Survival Preparation at Home

– Home Repair or Shelter
– Large blue tarp and large plastic sheeting (for patching or tenting)
– Duct tape
– Large trash bags (for disposing of debris or protecting items against a water leak)
– Tools

– Pillows
– Comforter or blankets
– Plastic pocket ponchos
– Coats or Jackets
– Deck of cards (to relieve boredom while the power is out)
– Puzzles and Games (to relieve boredom while the power is out)
– Bath or beach towels (for drying off)
– Camping tent (if you have one, in the extreme event that an evacuation takes place)

Evacuation Preparation
– State of Florida map
– United States map
– Hand held solar powered calculator
– Compass
– Small pocket note pad
– Pens
– Cooler(s)
– Extra duffle bags and backpack (in case of evacuation and there is time to pack additional
things such as food, photos or clothes)

Just in Case
– Extra empty plastic sandwich bags and freezer bags
– One extra large battery for flashlight
– Extra D batteries
– Extra AAA batteries
– Extra cell phone battery and charger (in case there’s power)
– Car charger for cell phone (in case electricity is out)

Luxury items that may prove useful depending on your own person situation include:
– Chain saw
– Generator

Please pay attention to all safety precautions when working with chain saws or generators. During the 2004 hurricane season, a total of 117 Floridians lost their lives.
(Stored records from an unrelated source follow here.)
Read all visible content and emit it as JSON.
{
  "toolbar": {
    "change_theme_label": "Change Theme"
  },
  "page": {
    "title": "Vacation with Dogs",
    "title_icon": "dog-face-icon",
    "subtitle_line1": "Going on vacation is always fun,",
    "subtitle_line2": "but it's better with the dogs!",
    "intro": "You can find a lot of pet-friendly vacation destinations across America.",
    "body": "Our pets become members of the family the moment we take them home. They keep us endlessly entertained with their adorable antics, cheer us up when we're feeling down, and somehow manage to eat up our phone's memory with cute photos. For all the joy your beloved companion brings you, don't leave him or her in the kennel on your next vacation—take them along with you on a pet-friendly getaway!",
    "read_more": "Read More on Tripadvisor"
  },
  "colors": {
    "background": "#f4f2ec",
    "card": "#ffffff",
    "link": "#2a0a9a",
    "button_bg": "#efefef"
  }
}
Some died as a result of the actual storms, but the great majority of them were killed after the storms had passed due to accidents with generators or while cleaning up debris and damage.

Survival Preparation at Home


Once a storm has actually been forecasted to impact our area, there are some remaining steps you should take to ensure that your family is prepared. History has taught us to prepare in advance; grocery stores, gas stations, ice and ATM machines will be very popular at the last minute.
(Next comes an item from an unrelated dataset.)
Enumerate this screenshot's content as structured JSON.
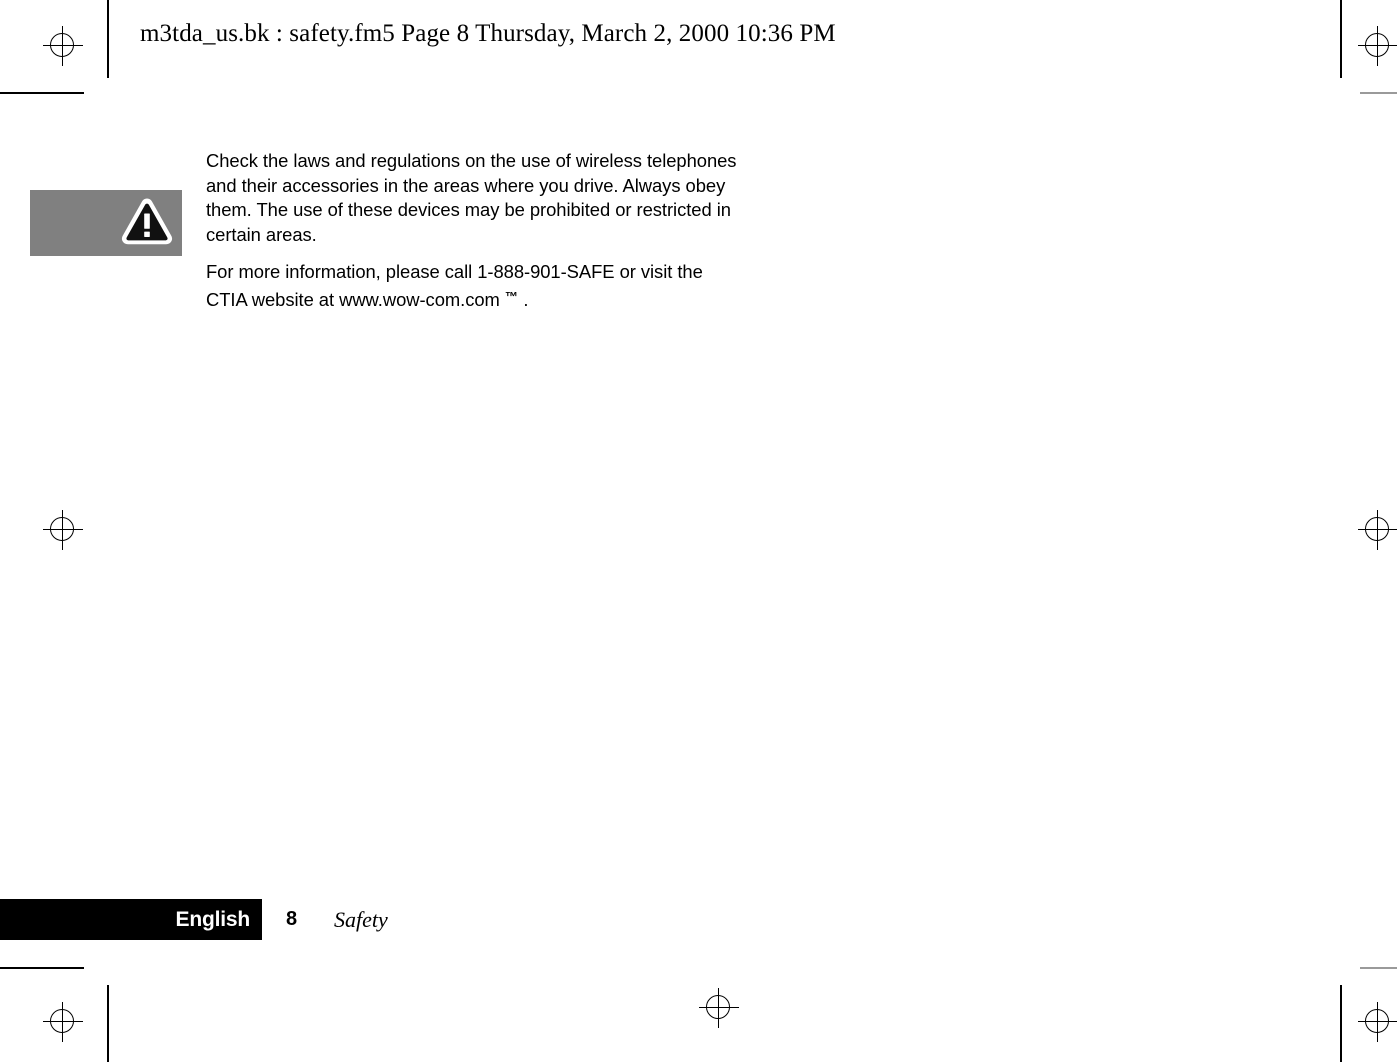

Obtain Cash – If there is a power failure, merchants may not be able to accept credit cards or debit cards for purchases. You may not be able to obtain cash if automatic teller machines have been affected by power outages or network problems.

Fill your gas tank – Gas stations may lose power, or may not receive a delivery, which can cause them to simply run out of gas. If you need to go anywhere after the hurricane, such as get to work, make a run for supplies, or even evacuate, you’ll at least have an acceptable range of travel distance available to you.
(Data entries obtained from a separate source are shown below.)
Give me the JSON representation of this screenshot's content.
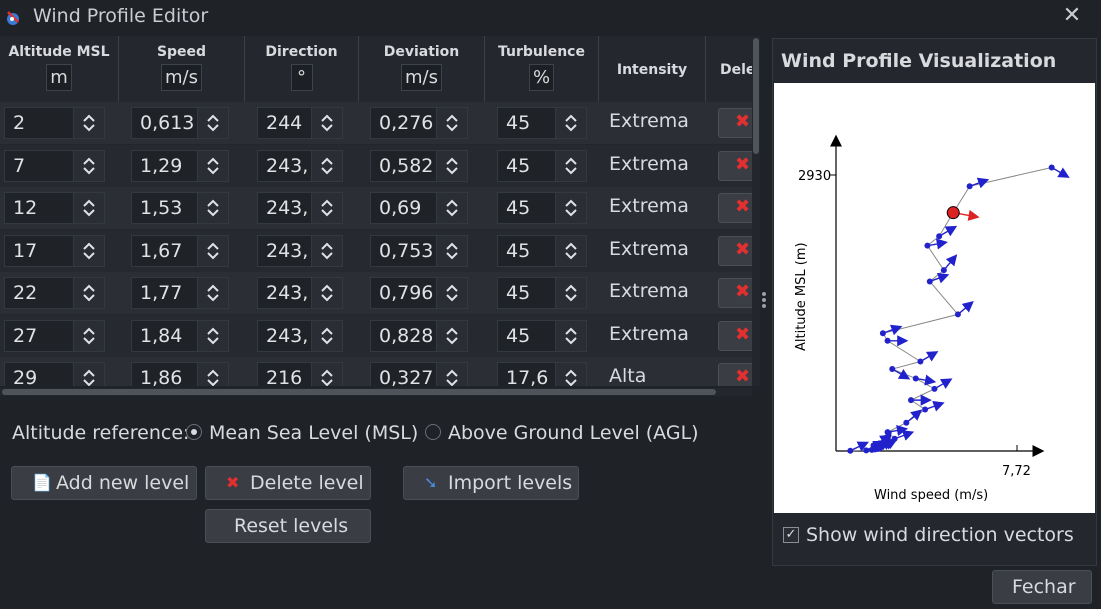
{
  "window": {
    "title": "Wind Profile Editor"
  },
  "table": {
    "columns": [
      {
        "label": "Altitude MSL",
        "unit": "m"
      },
      {
        "label": "Speed",
        "unit": "m/s"
      },
      {
        "label": "Direction",
        "unit": "°"
      },
      {
        "label": "Deviation",
        "unit": "m/s"
      },
      {
        "label": "Turbulence",
        "unit": "%"
      },
      {
        "label": "Intensity",
        "unit": ""
      },
      {
        "label": "Dele",
        "unit": ""
      }
    ],
    "rows": [
      {
        "altitude": "2",
        "speed": "0,613",
        "direction": "244",
        "deviation": "0,276",
        "turbulence": "45",
        "intensity": "Extrema"
      },
      {
        "altitude": "7",
        "speed": "1,29",
        "direction": "243,",
        "deviation": "0,582",
        "turbulence": "45",
        "intensity": "Extrema"
      },
      {
        "altitude": "12",
        "speed": "1,53",
        "direction": "243,",
        "deviation": "0,69",
        "turbulence": "45",
        "intensity": "Extrema"
      },
      {
        "altitude": "17",
        "speed": "1,67",
        "direction": "243,",
        "deviation": "0,753",
        "turbulence": "45",
        "intensity": "Extrema"
      },
      {
        "altitude": "22",
        "speed": "1,77",
        "direction": "243,",
        "deviation": "0,796",
        "turbulence": "45",
        "intensity": "Extrema"
      },
      {
        "altitude": "27",
        "speed": "1,84",
        "direction": "243,",
        "deviation": "0,828",
        "turbulence": "45",
        "intensity": "Extrema"
      },
      {
        "altitude": "29",
        "speed": "1,86",
        "direction": "216",
        "deviation": "0,327",
        "turbulence": "17,6",
        "intensity": "Alta"
      }
    ]
  },
  "altitude_reference": {
    "label": "Altitude reference:",
    "options": [
      {
        "label": "Mean Sea Level (MSL)",
        "checked": true
      },
      {
        "label": "Above Ground Level (AGL)",
        "checked": false
      }
    ]
  },
  "buttons": {
    "add": "Add new level",
    "delete": "Delete level",
    "import": "Import levels",
    "reset": "Reset levels",
    "close": "Fechar"
  },
  "visualization": {
    "title": "Wind Profile Visualization",
    "show_vectors_label": "Show wind direction vectors",
    "show_vectors_checked": true,
    "colors": {
      "path": "#888888",
      "point": "#2222cc",
      "selected": "#dd2222"
    }
  },
  "chart_data": {
    "type": "scatter",
    "xlabel": "Wind speed (m/s)",
    "ylabel": "Altitude MSL (m)",
    "x_tick_label": "7,72",
    "y_tick_label": "2930",
    "xlim": [
      0,
      8.3
    ],
    "ylim": [
      0,
      3280
    ],
    "points": [
      {
        "speed": 0.61,
        "alt": 2,
        "dir": 244
      },
      {
        "speed": 1.29,
        "alt": 7,
        "dir": 243
      },
      {
        "speed": 1.53,
        "alt": 12,
        "dir": 243
      },
      {
        "speed": 1.67,
        "alt": 17,
        "dir": 243
      },
      {
        "speed": 1.77,
        "alt": 22,
        "dir": 243
      },
      {
        "speed": 1.84,
        "alt": 27,
        "dir": 243
      },
      {
        "speed": 1.86,
        "alt": 29,
        "dir": 216
      },
      {
        "speed": 2.5,
        "alt": 130,
        "dir": 250
      },
      {
        "speed": 1.6,
        "alt": 60,
        "dir": 240
      },
      {
        "speed": 2.2,
        "alt": 200,
        "dir": 260
      },
      {
        "speed": 3.0,
        "alt": 300,
        "dir": 230
      },
      {
        "speed": 3.8,
        "alt": 440,
        "dir": 250
      },
      {
        "speed": 3.2,
        "alt": 540,
        "dir": 270
      },
      {
        "speed": 4.2,
        "alt": 660,
        "dir": 240
      },
      {
        "speed": 3.4,
        "alt": 770,
        "dir": 280
      },
      {
        "speed": 2.4,
        "alt": 870,
        "dir": 300
      },
      {
        "speed": 3.6,
        "alt": 950,
        "dir": 240
      },
      {
        "speed": 2.2,
        "alt": 1170,
        "dir": 270
      },
      {
        "speed": 2.0,
        "alt": 1250,
        "dir": 250
      },
      {
        "speed": 5.2,
        "alt": 1450,
        "dir": 230
      },
      {
        "speed": 4.0,
        "alt": 1800,
        "dir": 250
      },
      {
        "speed": 4.6,
        "alt": 1920,
        "dir": 220
      },
      {
        "speed": 3.9,
        "alt": 2180,
        "dir": 260
      },
      {
        "speed": 4.4,
        "alt": 2280,
        "dir": 240
      },
      {
        "speed": 5.0,
        "alt": 2530,
        "dir": 280,
        "selected": true
      },
      {
        "speed": 5.7,
        "alt": 2810,
        "dir": 250
      },
      {
        "speed": 9.2,
        "alt": 3010,
        "dir": 300
      }
    ]
  }
}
Store ice in your freezer – Prepare and consume any food stored in your freezer in the days leading up to a hurricane. If there is no electricity to keep it frozen or cook it, frozen food will spoil quickly in your freezer while the power is out. A freezer full of ice could help you keep some food and drink items cold in a cooler in should the power go out. Use Tupperware containers and ice cube trays to make ice and ice blocks, then store the ice and ice blocks in plastic freezer bags in your freezer. A common practice is to adjust the temperature in your freezer to its coldest setting in the 24 hours prior to a hurricane. This will help maintain the temperature a little longer should the power go out. Pack drinks in a cooler with ice ahead of when the storm is expected to occur. A good cooler will keep ice longer than your refrigerator or freezer if the power goes out and for a time, you will at least have something cold to drink.

Do your laundry – By doing all of your laundry in the days leading up to a storm, you will leave yourself in a better position after the storm. You may not have power after a storm to wash your clothes, but it’s likely that you will still have to go to work after the storm.

Obtain extra prescription medicine – If you are on prescription medication, it may be a good idea to get an extra supply in the days leading up to the hurricane. After the storm, your local drug store may be damaged or closed and unable to refill your prescription.

Take a photo inventory – Ensure that you have a photo or video record of your home and belongings in case the worst happens. It will help you greatly when working with your insurance company.